Je ne suis pas expert en aviation. Toutefois, ainsi que des collègues, j’ai travaillé sur des questions de logiciels de pilotage d’avions, et nous nous posons certaines questions au vu des informations parues sur les écrasements de Boeing 737MAX et sur son système MCAS. Je voudrais également réagir à certes choses lues ou entendues dans les médias.

Les systèmes informatiques embarqués dans les avions sont classés selon des catégories de A à E, suivant l’importance des conséquences d’éventuelles défaillances. Le dysfonctionnement d’un système niveau A peut avoir des conséquences catastrophiques (perte de l’appareil), tandis que celle d’un système niveau E n’a aucune conséquence sur la sécurité du vol. De toute évidence, le dysfonctionnement du MCAS pouvait avoir des conséquences catastrophiques. Or, des expressions relevées dans certains articles de presse laissent supposer que le MCAS a été décrit par Boeing comme un système de niveau B ou C, et que la FAA (l’autorité de l’aviation civile américaine) a accepté cela. C’est pour le moins surprenant ! Les contraintes sur la conception et le fonctionnement des systèmes de niveau C sont moins grandes que celles sur les systèmes de niveau A…

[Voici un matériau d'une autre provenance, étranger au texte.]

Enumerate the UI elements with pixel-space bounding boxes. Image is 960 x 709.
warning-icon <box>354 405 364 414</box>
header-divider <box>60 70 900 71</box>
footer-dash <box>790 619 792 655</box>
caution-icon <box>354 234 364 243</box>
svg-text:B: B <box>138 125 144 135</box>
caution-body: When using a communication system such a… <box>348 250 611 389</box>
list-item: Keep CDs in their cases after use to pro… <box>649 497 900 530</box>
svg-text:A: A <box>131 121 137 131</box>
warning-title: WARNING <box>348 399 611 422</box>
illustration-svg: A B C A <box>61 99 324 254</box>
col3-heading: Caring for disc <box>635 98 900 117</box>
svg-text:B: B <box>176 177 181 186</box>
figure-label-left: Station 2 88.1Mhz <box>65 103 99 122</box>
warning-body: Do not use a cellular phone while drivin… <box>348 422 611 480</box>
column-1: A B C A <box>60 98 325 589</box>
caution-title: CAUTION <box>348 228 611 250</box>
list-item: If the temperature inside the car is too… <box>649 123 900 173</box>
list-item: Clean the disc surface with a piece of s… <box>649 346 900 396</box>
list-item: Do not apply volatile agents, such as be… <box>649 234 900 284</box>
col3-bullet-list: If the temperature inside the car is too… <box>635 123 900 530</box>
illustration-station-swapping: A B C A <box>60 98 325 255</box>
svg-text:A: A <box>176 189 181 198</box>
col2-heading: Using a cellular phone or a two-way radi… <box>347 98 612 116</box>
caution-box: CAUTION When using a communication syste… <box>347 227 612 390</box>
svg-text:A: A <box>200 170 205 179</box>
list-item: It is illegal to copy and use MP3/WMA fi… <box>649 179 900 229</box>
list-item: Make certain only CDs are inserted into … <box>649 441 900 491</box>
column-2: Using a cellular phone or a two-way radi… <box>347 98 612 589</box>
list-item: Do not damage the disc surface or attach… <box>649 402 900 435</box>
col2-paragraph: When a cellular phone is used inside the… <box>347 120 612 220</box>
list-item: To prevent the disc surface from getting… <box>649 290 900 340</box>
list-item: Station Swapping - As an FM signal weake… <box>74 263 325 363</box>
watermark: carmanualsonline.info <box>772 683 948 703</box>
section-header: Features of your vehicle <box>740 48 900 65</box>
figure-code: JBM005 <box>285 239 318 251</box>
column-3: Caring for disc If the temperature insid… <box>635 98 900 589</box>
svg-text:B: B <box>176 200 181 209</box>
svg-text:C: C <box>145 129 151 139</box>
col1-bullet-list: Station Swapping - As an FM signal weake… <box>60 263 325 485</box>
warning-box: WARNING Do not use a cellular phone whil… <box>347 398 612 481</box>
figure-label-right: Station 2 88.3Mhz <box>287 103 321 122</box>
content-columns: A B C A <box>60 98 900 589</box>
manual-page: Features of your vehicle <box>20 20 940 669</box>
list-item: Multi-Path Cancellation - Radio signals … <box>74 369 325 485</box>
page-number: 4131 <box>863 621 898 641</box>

Il faut ici noter que tous les Boeing et Airbus actuellement fabriqués, sauf le 737, sont dotés de « commandes de vol électriques », c’est-à-dire de liaisons électroniques, informatiques, entre les pilotes et les gouvernes, avec des aides au pilotage incorporées. Ces dispositifs sont du niveau A, et ils fonctionnent visiblement très bien. Il est donc assez hors de propos d’accuser l’informatique embarquée des avions, de façon générale, de diminuer la fiabilité de ceux-ci. L’aviation civile est d’ailleurs de nos jours considérablement plus fiable qu’il y a 40 ans, à l’époque des avions à commande toute mécanique.

Certains commentateurs ont parlé d’« intelligence artificielle ». Je ne sais évidemment pas ce que Boeing a précisément mis en œuvre dans son MCAS, mais cela m’étonnerait franchement qu’il s’agisse d’« intelligence artificielle » au sens (assez vague il est vrai) qu’on donne à ce terme pour délimiter certains domaines de l’informatique (apprentissage automatique notamment). Il s’agit bien plus probablement d’approches classiques d’automatique, l’automatique étant la science qui s’intéresse à comment commander un système (ici, commander un avion par ses gouvernes) pour qu’il prenne la trajectoire désirée.

Ici, un autre sujet de perplexité pour moi. Les avions de ligne sont dotés d’un système anti-collision en vol appelé ACAS, qui, en résumé simplifié, donne aux pilotes l’ordre de réaliser une manœuvre d’évitement (« Montez ! » ou « Descendez ! ») en cas de risque de collision. On conçoit actuellement la prochaine génération de ce système, dite ACAS-X. Cela implique des études réalisées dans divers laboratoires de recherche pendant des années. J’ai du mal à concilier ce luxe de précautions et de raffinement dans la conception avec l’impression de rafistolage que donne la lecture de certains articles sur le Boeing 737MAX : comment peut-on avoir d'une part un tel luxe de questionnements, de l'autre pareil laxisme, y compris de la part des autorités ?

Pour la conception de systèmes niveau A, les industriels avec lesquels j’ai été en contact considéraient des problèmes potentiels que dans toute autre industrie on aurait proprement négligés. C’est un univers très éloigné de celui de la conception de la plupart des systèmes informatiques grand public ou professionnels, même si certaines technologies sont communes. Là encore, j’ai du mal à réconcilier cela avec ce que nous lisons sur le Boeing 737MAX.